Quesenbury had a knack for drawing and other art forms, and in 1842 he studied under portraitist John Mix Stanley, who was making a tour of Arkansas and Indian Territory. Mostly though, Quesenbury sketched constantly--posting the sketches on the ceiling and walls of his office.

Many of Quesenbury's drawings survive, and some are awfully bizarre--perhaps the most disturbing being a cyclops. Later in the 1870s, Quesenbury taught art at Cane Hill College west of Fayetteville.

Quesenbury volunteered for the Arkansas regiment during the 1846-48 war with Mexico and fought in the Battle of Buena Vista at which the commander of Arkansas troops, Col. Archibald Yell, was killed by Mexican lancers. He wrote a detailed account of the battle, which was reprinted widely.

Following the war, Quesenbury got married, moved to Cane Hill, and taught school for a time. In 1850 he joined the California gold rush, traveling overland and keeping a diary of the journey. Though his journal entries are brief, they dramatically describe the brutal challenges facing the would-be miners. He was staggered by the "vast quantities of animals [which] lie dead on the road. Some are dying, some standing." Two weeks later he counted 454 dead animals in one day.

The trail was also littered with excess baggage dumped to lighten the creaking wagons: "Hats, boots ... tents, wagons, stoves, clothing ...were strewn thick ..." Quesenbury found a "good pair" of much-needed boots in one abandoned wagon.

Quesenbury had no luck finding gold, but found ready markets for his writings in two California newspapers. In 1851 he headed back east and did some of his most important drawings during the return trip. This was especially true in Nebraska, where his detailed drawings of Chimney Rock and Court House Rock are highly valued.

In 1853, Quesenbury established the South-West Independent newspaper in Fayetteville. Though he was a Whig, his newspaper was non-partisan and a venue for much of his creative energy. In addition to published cartoons, the editor experimented widely, publishing the first book review in Arkansas, for example.

In 1857 he closed the paper, attributing it to health considerations, but he was also in desperate financial shape.

It is unclear as to how Quesenbury managed, but we know he wrote a regular column for the Gazette. In 1860 he was well enough to take over temporary management of another Fayetteville newspaper, the Arkansian. It was during this brief tenure that Quesenbury drew and published the first political cartoons in Arkansas history. Though the paper was Democratic, the new temporary editor skewered all the candidates with biting cartoons.

Quesenbury was a vocal critic of the movement to join the Confederacy in 1861. However, once hostilities broke out, he went into Confederate service, working as an aide to Gen. Albert Pike, who was busy ensuring Indian tribal loyalty to the South. Quesenbury had credibility with Indians as he, unlike William Woodruff and other editors, had long editorialized in defense of those who were mistreated. Although Quesenbury ridiculed the overuse of military titles, he was often referred to as "major" following the war.
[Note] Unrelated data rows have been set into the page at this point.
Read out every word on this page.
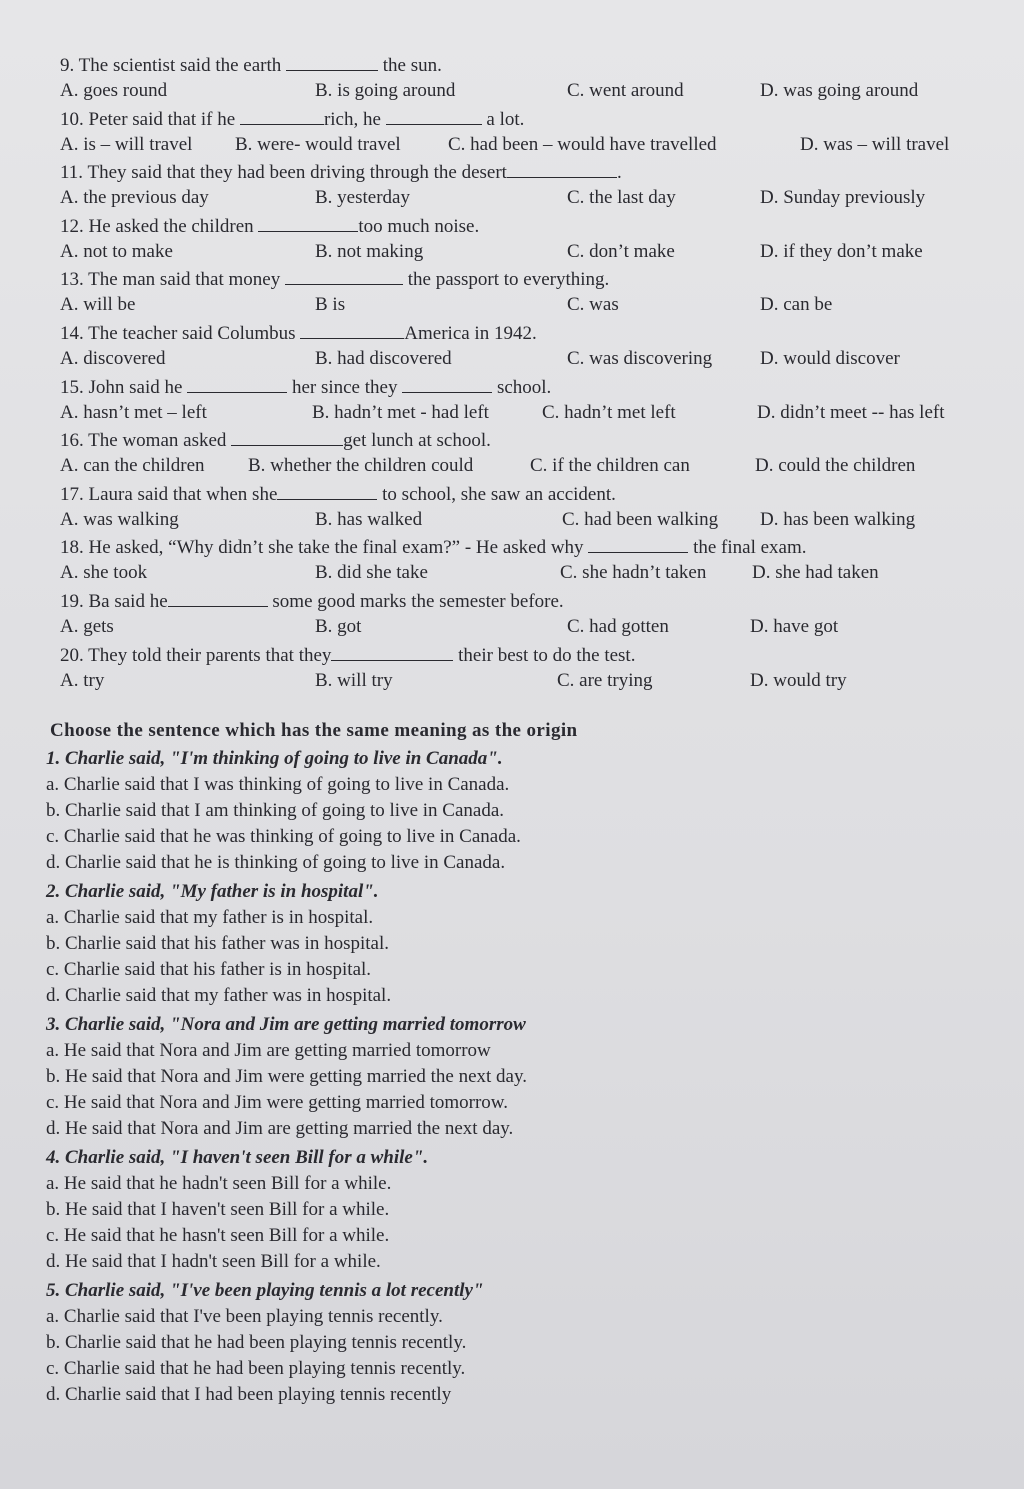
9. The scientist said the earth	the sun.
A. goes round	B. is going around	C. went around	D. was going around
10. Peter said that if he	rich, he	a lot.
A. is – will travel B. were- would travel C. had been – would have travelled	D. was – will travel
11. They said that they had been driving through the desert	.
A. the previous day	B. yesterday	C. the last day	D. Sunday previously
12. He asked the children	too much noise.
A. not to make	B. not making	C. don’t make	D. if they don’t make
13. The man said that money	the passport to everything.
A. will be	B is	C. was	D. can be
14. The teacher said Columbus	America in 1942.
A. discovered	B. had discovered	C. was discovering	D. would discover
15. John said he	her since they	school.
A. hasn’t met – left	B. hadn’t met - had left	C. hadn’t met left	D. didn’t meet -- has left
16. The woman asked	get lunch at school.
A. can the children B. whether the children could	C. if the children can	D. could the children
17. Laura said that when she	to school, she saw an accident.
A. was walking	B. has walked	C. had been walking D. has been walking
18. He asked, “Why didn’t she take the final exam?” - He asked why	the final exam.
A. she took	B. did she take	C. she hadn’t taken D. she had taken
19. Ba said he	some good marks the semester before.
A. gets	B. got	C. had gotten	D. have got
20. They told their parents that they	their best to do the test.
A. try	B. will try	C. are trying	D. would try
Choose the sentence which has the same meaning as the origin
1. Charlie said, "I'm thinking of going to live in Canada".
a. Charlie said that I was thinking of going to live in Canada.
b. Charlie said that I am thinking of going to live in Canada.
c. Charlie said that he was thinking of going to live in Canada.
d. Charlie said that he is thinking of going to live in Canada.
2. Charlie said, "My father is in hospital".
a. Charlie said that my father is in hospital.
b. Charlie said that his father was in hospital.
c. Charlie said that his father is in hospital.
d. Charlie said that my father was in hospital.
3. Charlie said, "Nora and Jim are getting married tomorrow
a. He said that Nora and Jim are getting married tomorrow
b. He said that Nora and Jim were getting married the next day.
c. He said that Nora and Jim were getting married tomorrow.
d. He said that Nora and Jim are getting married the next day.
4. Charlie said, "I haven't seen Bill for a while".
a. He said that he hadn't seen Bill for a while.
b. He said that I haven't seen Bill for a while.
c. He said that he hasn't seen Bill for a while.
d. He said that I hadn't seen Bill for a while.
5. Charlie said, "I've been playing tennis a lot recently"
a. Charlie said that I've been playing tennis recently.
b. Charlie said that he had been playing tennis recently.
c. Charlie said that he had been playing tennis recently.
d. Charlie said that I had been playing tennis recently
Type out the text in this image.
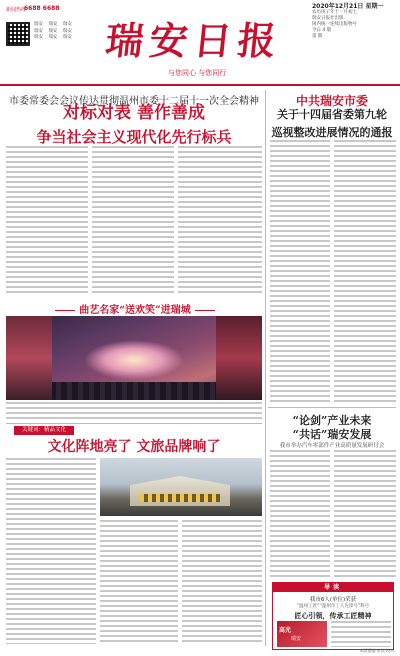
新闻热线
6688 6688
瑞安 瑞安 瑞安 瑞安 瑞安 瑞安 瑞安 瑞安 瑞安 瑞安日报
与您同心 与您同行
2020年12月21日 星期一
农历庚子年十一月初七
瑞安日报社出版
国内统一连续出版物号
今日 4 版
第 期
市委常委会会议传达贯彻温州市委十二届十一次全会精神
对标对表 善作善成
争当社会主义现代化先行标兵
曲艺名家“送欢笑”进瑞城
关键词：精品文化
文化阵地亮了 文旅品牌响了
中共瑞安市委
关于十四届省委第九轮
巡视整改进展情况的通报
“论剑”产业未来
“共话”瑞安发展
我市举办汽车零部件产业高质量发展研讨会
导读
我市6人(单位)荣获
“温州工匠”“温州市工人先锋号”称号
匠心引领，传承工匠精神
高光
瑞安
本版责编 审读 校对
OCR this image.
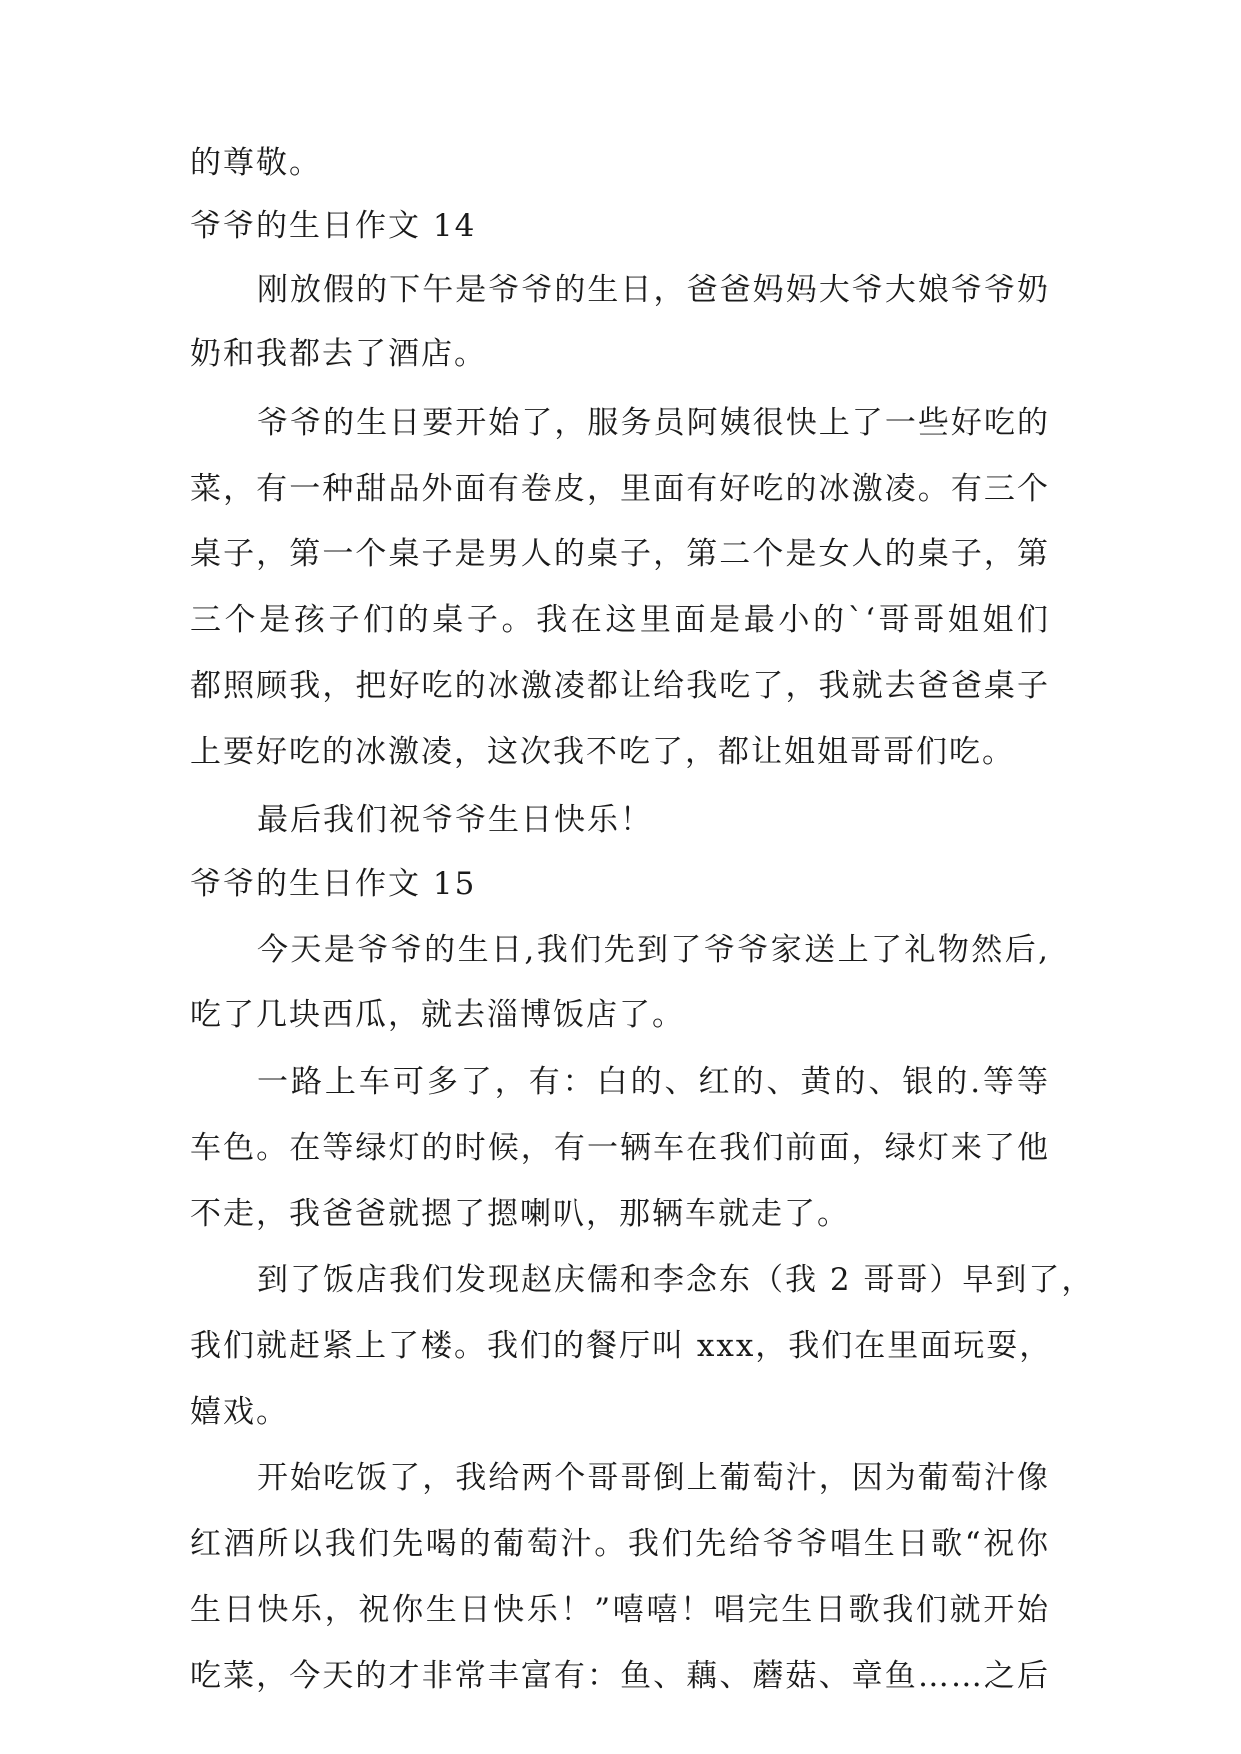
的尊敬。
爷爷的生日作文 14
刚放假的下午是爷爷的生日，爸爸妈妈大爷大娘爷爷奶
奶和我都去了酒店。
爷爷的生日要开始了，服务员阿姨很快上了一些好吃的
菜，有一种甜品外面有卷皮，里面有好吃的冰激凌。有三个
桌子，第一个桌子是男人的桌子，第二个是女人的桌子，第
三个是孩子们的桌子。我在这里面是最小的`‘哥哥姐姐们
都照顾我，把好吃的冰激凌都让给我吃了，我就去爸爸桌子
上要好吃的冰激凌，这次我不吃了，都让姐姐哥哥们吃。
最后我们祝爷爷生日快乐！
爷爷的生日作文 15
今天是爷爷的生日,我们先到了爷爷家送上了礼物然后,
吃了几块西瓜，就去淄博饭店了。
一路上车可多了，有：白的、红的、黄的、银的.等等
车色。在等绿灯的时候，有一辆车在我们前面，绿灯来了他
不走，我爸爸就摁了摁喇叭，那辆车就走了。
到了饭店我们发现赵庆儒和李念东（我 2 哥哥）早到了，
我们就赶紧上了楼。我们的餐厅叫 xxx，我们在里面玩耍，
嬉戏。
开始吃饭了，我给两个哥哥倒上葡萄汁，因为葡萄汁像
红酒所以我们先喝的葡萄汁。我们先给爷爷唱生日歌“祝你
生日快乐，祝你生日快乐！”嘻嘻！唱完生日歌我们就开始
吃菜，今天的才非常丰富有：鱼、藕、蘑菇、章鱼……之后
During the decades preceding his death in 1888, Quesenbury was primarily hailed as a humorist and excellent stage presenter. Newspaper historian Frederick Allsopp described Quesenbury as "a fellow of infinite jest and humor." He was also a poet, though his "pomes" do not appeal to modern readers.
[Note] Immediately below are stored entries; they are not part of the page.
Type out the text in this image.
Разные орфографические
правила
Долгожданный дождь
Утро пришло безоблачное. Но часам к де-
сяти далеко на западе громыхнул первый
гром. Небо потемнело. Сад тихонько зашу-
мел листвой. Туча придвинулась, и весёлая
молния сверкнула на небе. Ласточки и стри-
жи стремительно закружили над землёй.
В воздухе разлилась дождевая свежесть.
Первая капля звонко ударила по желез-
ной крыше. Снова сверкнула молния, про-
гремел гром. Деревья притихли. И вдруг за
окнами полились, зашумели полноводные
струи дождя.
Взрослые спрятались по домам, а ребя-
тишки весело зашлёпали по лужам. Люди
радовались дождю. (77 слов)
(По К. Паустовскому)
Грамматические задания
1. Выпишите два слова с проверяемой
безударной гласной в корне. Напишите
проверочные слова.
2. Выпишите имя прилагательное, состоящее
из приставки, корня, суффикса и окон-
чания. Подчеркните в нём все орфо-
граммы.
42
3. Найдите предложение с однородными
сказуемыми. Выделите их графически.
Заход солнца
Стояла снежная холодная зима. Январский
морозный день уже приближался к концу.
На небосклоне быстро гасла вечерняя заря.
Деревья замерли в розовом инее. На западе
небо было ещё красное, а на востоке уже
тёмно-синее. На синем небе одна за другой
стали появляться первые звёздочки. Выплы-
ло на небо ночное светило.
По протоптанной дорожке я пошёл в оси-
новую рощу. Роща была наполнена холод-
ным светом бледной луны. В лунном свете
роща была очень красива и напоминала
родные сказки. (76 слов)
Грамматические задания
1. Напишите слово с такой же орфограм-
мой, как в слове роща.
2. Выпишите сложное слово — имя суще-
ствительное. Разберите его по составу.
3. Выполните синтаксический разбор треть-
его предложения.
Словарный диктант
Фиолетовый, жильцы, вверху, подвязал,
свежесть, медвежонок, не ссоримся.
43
Audiences lined up and usually paid 25 cents to hear "Bill Cush" present his poem "Arkansas," a defense of what he considered a much maligned state. A typical stanza reads:

What stigma rests on Arkansas?

What crime or foul disgrace

upon her?

Where is the hand [which]

would dare to draw

A black line on her shield of honor?

And yet the State has stood forlorn

And friendless, kindredless,

and mute,

And patiently throughout has borne

An humble if not dark repute.

The long poem concludes with what is perhaps his most remembered line: "God loves not him that loves not Arkansas."